The unlikely story of the greatest Ford GT40
A dirt-smeared, oil-stained Ford GT40 looked oddly out of place at the 1968 Paris Motor Show in the company of so many perfectly polished road cars, but there it was, centre-stage on the Blue Oval’s stand, heroic in the blue-and-orange warpaint it had worn only a few days earlier when winning the 24-hour battle at Le Mans. It’s doubtful whether visitors to the Salon de l’Automobile appreciated it at the time, but Ford was showing a legend in the making. It’s this legend, and this particular car - GT40 chassis 1075 - which we look at in the latest addition to our highly acclaimed Great Cars series.
The Gulf Oil-backed team running this GT40 might have been tempted to put the car into retirement after the Paris Show, knowing that it was under increasing threat from newer racing rivals and that its place in racing history was guaranteed - but the best was yet to come. Keeping faith with the GT40, John Wyer’s JW Gulf team took 1075 to five outright victories from 11 starts in ’68 and ‘69, including two successive wins at Le Mans, making it the most successful (or perhaps we should say winningest) GT40 of them all.
Every bit as colourful as the Gulf Oil livery was the vengefulness that inspired the GT40 in the first place. After Ford Motor Company was jilted in its attempt to buy Ferrari, because it had insisted its acquisition should include control of the Italian marque’s racing activities, Henry Ford II reputedly said of Enzo Ferrari that he’d “kick his ass.” This famously set in motion at Ford a sports car racing programme bigger and more costly than any ever seen before.
What’s not so widely appreciated is that the most accomplished of all GT40s arrived at a time when Ford had withdrawn its factory team and Ferrari had faded from sports car racing. Ford had shelled-out $20m to win Le Mans with the Shelby-American team in ’66 and ’67 and was unwilling to splash any more cash. Ferrari had won Le Mans every year from ’60 to ’65 (as well as in ’58, ’54 and ’49) and was now focused on Formula 1.
This means GT40 1075 won Le Mans in ’68 despite Ford’s prior withdrawal; despite one of its drivers, Lucien Bianchi, spinning the car in the wet conditions that made the race treacherous for four hours; and despite its other driver, Pedro Rodriguez, having something of a reputation as a firebrand and car-breaker. Even more surprising was Le Mans a year later, where 1075 was driven by Jacky Ickx and Jackie Oliver against apparently unbeatable opposition from Porsche and won again.
One of Porsche’s fast but untamed 917s swept to pole position at Le Mans in ’69 at an average lap speed of 148.49mph, and for hour after hour it was a 917 that led the race - but the one privately-entered 917 crashed-out on the opening lap, claiming the life of driver John Woolfe, and the two factory-entered cars were eventually halted by clutch/bellhousing problems after 148 and 327 laps.
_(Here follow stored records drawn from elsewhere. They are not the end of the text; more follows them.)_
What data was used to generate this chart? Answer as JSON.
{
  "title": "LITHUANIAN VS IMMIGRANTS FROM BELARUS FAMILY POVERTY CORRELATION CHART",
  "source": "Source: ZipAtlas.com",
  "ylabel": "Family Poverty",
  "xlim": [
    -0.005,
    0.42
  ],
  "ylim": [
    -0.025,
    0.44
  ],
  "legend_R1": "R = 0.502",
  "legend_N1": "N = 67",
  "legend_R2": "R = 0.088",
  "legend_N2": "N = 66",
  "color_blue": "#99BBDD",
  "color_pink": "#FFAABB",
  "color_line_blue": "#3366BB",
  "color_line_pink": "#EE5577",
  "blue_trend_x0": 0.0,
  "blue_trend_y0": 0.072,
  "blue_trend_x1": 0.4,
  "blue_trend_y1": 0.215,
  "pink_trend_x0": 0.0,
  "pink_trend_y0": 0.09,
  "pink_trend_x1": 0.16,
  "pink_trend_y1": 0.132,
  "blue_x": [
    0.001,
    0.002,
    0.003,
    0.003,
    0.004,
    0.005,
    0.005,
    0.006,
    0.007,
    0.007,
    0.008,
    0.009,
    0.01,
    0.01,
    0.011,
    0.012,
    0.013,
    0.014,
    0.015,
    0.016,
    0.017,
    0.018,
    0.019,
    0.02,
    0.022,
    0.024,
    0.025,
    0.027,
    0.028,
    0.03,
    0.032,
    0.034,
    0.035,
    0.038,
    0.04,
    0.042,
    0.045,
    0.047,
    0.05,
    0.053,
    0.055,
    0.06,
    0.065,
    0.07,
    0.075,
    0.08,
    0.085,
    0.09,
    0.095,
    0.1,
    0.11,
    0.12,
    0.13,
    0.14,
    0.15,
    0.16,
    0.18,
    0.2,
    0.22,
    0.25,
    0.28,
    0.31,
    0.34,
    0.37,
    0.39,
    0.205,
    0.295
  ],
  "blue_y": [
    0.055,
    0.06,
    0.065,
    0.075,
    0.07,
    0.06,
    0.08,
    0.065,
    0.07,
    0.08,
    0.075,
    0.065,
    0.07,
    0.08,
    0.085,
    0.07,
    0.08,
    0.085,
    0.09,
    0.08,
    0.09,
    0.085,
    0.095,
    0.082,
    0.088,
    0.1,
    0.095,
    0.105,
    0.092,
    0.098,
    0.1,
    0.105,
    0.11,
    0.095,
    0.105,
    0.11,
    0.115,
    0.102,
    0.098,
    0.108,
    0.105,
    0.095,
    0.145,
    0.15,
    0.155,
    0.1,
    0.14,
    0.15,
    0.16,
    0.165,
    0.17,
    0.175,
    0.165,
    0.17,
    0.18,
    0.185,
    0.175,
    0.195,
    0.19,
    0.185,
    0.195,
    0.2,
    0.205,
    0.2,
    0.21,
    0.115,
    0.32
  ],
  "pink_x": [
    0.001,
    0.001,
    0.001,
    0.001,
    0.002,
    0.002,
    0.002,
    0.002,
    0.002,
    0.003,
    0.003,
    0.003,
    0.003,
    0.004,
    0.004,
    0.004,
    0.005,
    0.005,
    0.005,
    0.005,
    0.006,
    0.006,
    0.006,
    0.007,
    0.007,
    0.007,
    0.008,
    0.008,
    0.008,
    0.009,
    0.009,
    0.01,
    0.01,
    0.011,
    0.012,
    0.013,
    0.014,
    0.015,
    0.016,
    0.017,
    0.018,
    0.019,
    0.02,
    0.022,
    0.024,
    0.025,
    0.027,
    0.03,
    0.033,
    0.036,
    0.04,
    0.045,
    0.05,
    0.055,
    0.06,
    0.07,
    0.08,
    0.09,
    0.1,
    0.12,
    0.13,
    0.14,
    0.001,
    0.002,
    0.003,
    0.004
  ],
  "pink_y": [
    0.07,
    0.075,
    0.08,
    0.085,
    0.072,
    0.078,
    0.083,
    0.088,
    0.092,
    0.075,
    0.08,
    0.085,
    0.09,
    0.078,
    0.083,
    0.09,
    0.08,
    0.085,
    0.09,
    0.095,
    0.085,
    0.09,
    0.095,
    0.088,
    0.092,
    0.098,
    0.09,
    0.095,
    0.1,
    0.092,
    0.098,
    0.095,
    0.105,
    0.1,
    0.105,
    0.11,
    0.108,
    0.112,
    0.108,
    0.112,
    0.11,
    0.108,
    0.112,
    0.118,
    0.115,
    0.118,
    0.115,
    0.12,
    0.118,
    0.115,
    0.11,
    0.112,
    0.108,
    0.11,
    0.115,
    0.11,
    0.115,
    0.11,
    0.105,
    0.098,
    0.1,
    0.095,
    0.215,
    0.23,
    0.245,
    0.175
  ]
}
With three hours to go, GT40 1075 moved into the lead - but the Porsche 908 of Hans Herrmann and Gérard Larrousse was on the same lap and the two cars were evenly matched. The Porsche was faster on the Mulsanne Straight, the Ford better under braking, and for Le Mans’ greatest battle the stage was set.
Again and again the Ford and the Porsche swapped the lead, sometimes several times a lap. Heading past the pits and out into the country for the last time, on the section of the circuit through the Esses to Tertre Rouge, Ickx slowed momentarily, just enough to let Herrmann pass. He had calculated the only way he could keep up was by tucking into the Porsche’s slipstream along the Mulsanne Straight - and he planned to swerve back out of the slipstream and alongside the Porsche on the run-up to Mulsanne Corner, get on the brakes oh-so-late, and overtake. This audacious tactic paid-off. The GT40 dived past the Porsche and stayed ahead - if only just - all the way to the chequered flag.
These successes against the odds - in addition to notable victories at Brands Hatch, Spa, Watkins Glen and Sebring - are all the more admirable because GT40 1075 was swimming against the tide of technical progress. By 1970 Le Mans would belong to Porsche’s 917 and so too would the iconic blue-and-orange livery of Gulf. These changes confirmed that 1075 had marked the end of an era. Its heroic story makes for a great book.